Regardless of whether users win or lose, the platform is always the winner. What you need to find are those platforms that do not care about the users' bets, only profiting from transaction fees, and the trading activity on these platforms is continuously soaring.

  • Entrepreneurship Sector: The industry landscape of "escaping the 9-to-5" is rapidly expanding. Some sell drop shipping tutorials, others teach agency models, and some peddle "secrets to earning $10,000 a month." "Becoming an entrepreneur" has long been recognized as a "lottery" in society—it sounds positive and empowering, as if you are building your own business. Most entrepreneurs will ultimately fail, but this does not diminish people's enthusiasm, just as low winning rates do not affect lottery sales.
  • Prediction Markets: Polymarket's valuation has reached $8-10 billion.
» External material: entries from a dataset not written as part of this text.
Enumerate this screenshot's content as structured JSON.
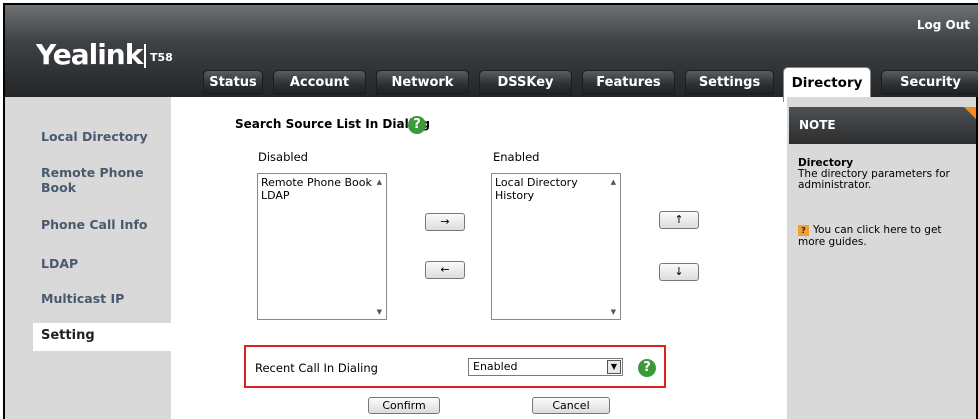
{
  "brand": {
    "logo_text": "Yealink",
    "model": "T58"
  },
  "header": {
    "logout_label": "Log Out",
    "tabs": [
      {
        "label": "Status"
      },
      {
        "label": "Account"
      },
      {
        "label": "Network"
      },
      {
        "label": "DSSKey"
      },
      {
        "label": "Features"
      },
      {
        "label": "Settings"
      },
      {
        "label": "Directory",
        "active": true
      },
      {
        "label": "Security"
      }
    ]
  },
  "sidebar": {
    "items": [
      {
        "label": "Local Directory"
      },
      {
        "label": "Remote Phone Book"
      },
      {
        "label": "Phone Call Info"
      },
      {
        "label": "LDAP"
      },
      {
        "label": "Multicast IP"
      },
      {
        "label": "Setting",
        "active": true
      }
    ]
  },
  "main": {
    "section_title": "Search Source List In Dialing",
    "help_icon": "question-circle-icon",
    "disabled_label": "Disabled",
    "enabled_label": "Enabled",
    "disabled_items": [
      "Remote Phone Book",
      "LDAP"
    ],
    "enabled_items": [
      "Local Directory",
      "History"
    ],
    "move_right_glyph": "→",
    "move_left_glyph": "←",
    "move_up_glyph": "↑",
    "move_down_glyph": "↓",
    "recent_call": {
      "label": "Recent Call In Dialing",
      "value": "Enabled",
      "dropdown_glyph": "▼"
    },
    "confirm_label": "Confirm",
    "cancel_label": "Cancel"
  },
  "note": {
    "title": "NOTE",
    "heading": "Directory",
    "line1": "The directory parameters for",
    "line2": "administrator.",
    "guide_icon_glyph": "?",
    "guide_line1": "You can click here to get",
    "guide_line2": "more guides."
  },
  "colors": {
    "accent_border": "#e02020",
    "help_icon": "#3c9a3c",
    "note_corner": "#f08a24",
    "sidebar_text": "#4a5a6e"
  }
}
People predict that the overall potential market size of this sector is comparable to the entire gambling industry, exceeding $1 trillion. Even if this prediction is 90% inflated, it is still an astonishing market size.
  • Cryptocurrency Infrastructure: Custody, trading, staking, lending—every wave of speculation requires new entry channels. Coinbase, Robinhood's cryptocurrency business line, and various professional exchanges can profit from trading volumes regardless of market fluctuations.
  • Sports Betting Operators: DraftKings, FanDuel, and their infrastructure providers. Legal sports betting is gradually rolling out across U.S. states, with regulatory barriers creating a solid moat.
  • Social Trading and Community Platforms: Discord, X platform, and Substack serve this demographic. They gather massive attention, and users are willing to pay for so-called "exclusive insider information."

What we are betting on is not the win or loss of a particular speculator, but the sustainability of this phenomenon. The underlying economic conditions driving young people into high-risk speculation will not change easily. Platforms that profit from transaction fees will grow in tandem with user scale. Those trapped in financial cages will continue to place bets, never stopping.

Considering the known trends in artificial intelligence development, soaring housing prices, imbalanced wealth distribution, and intergenerational economic differences… is all of this really just a temporary phenomenon?

Moral Dimension of Reflection

It is important to clarify that my discussion is descriptive, not prescriptive.

Watching a generation place their hopes for financial redemption on various "lotteries" is certainly not something to celebrate. When prediction markets and meme coins become the only paths for people to seek a sense of control, this itself is a symptom of societal dysfunction. The house always wins, and most players will ultimately lose.

However, understanding the reality that is unfolding can help you find your place. It allows you to reflect on the current situation and decide whether to participate. If you choose to enter the game, you must remain clear-headed and only bet in areas where you have an advantage.

Every era's casino profits from people's despair. The current despair is real, verifiable, and escalating. These casinos are the merchants of hope—Polymarket, Coinbase, DraftKings are all included. They will continuously extract transaction fees, raking in profits.

You can stand on a moral high ground to criticize all of this, or you can choose to invest in these platforms. Ironically, the latter is one of the few paths that can help you escape the financial cage. Alternatively, you can join the ranks of gamblers—but if you choose this path, you must excel to the utmost.

Because this is not a game. We are talking about your life. If you plan to gamble your life, you must do everything possible to secure the best odds for yourself.

Conclusion

Let me tell you a true story.

I know a person who is very smart, works in the tech industry, and earns a considerable income by any historical standard. Last month, he invested $100,000 to earn platform points at a perpetual contract decentralized exchange. He did this not because he thought it was a wise investment.

But because, in his words: "What else can I do? Should I save money for twenty years and wait until I'm 55 to buy an apartment?"

I know very well that when the next decentralized exchange appears, he will bet again.

The era of long-term speculation has only just begun.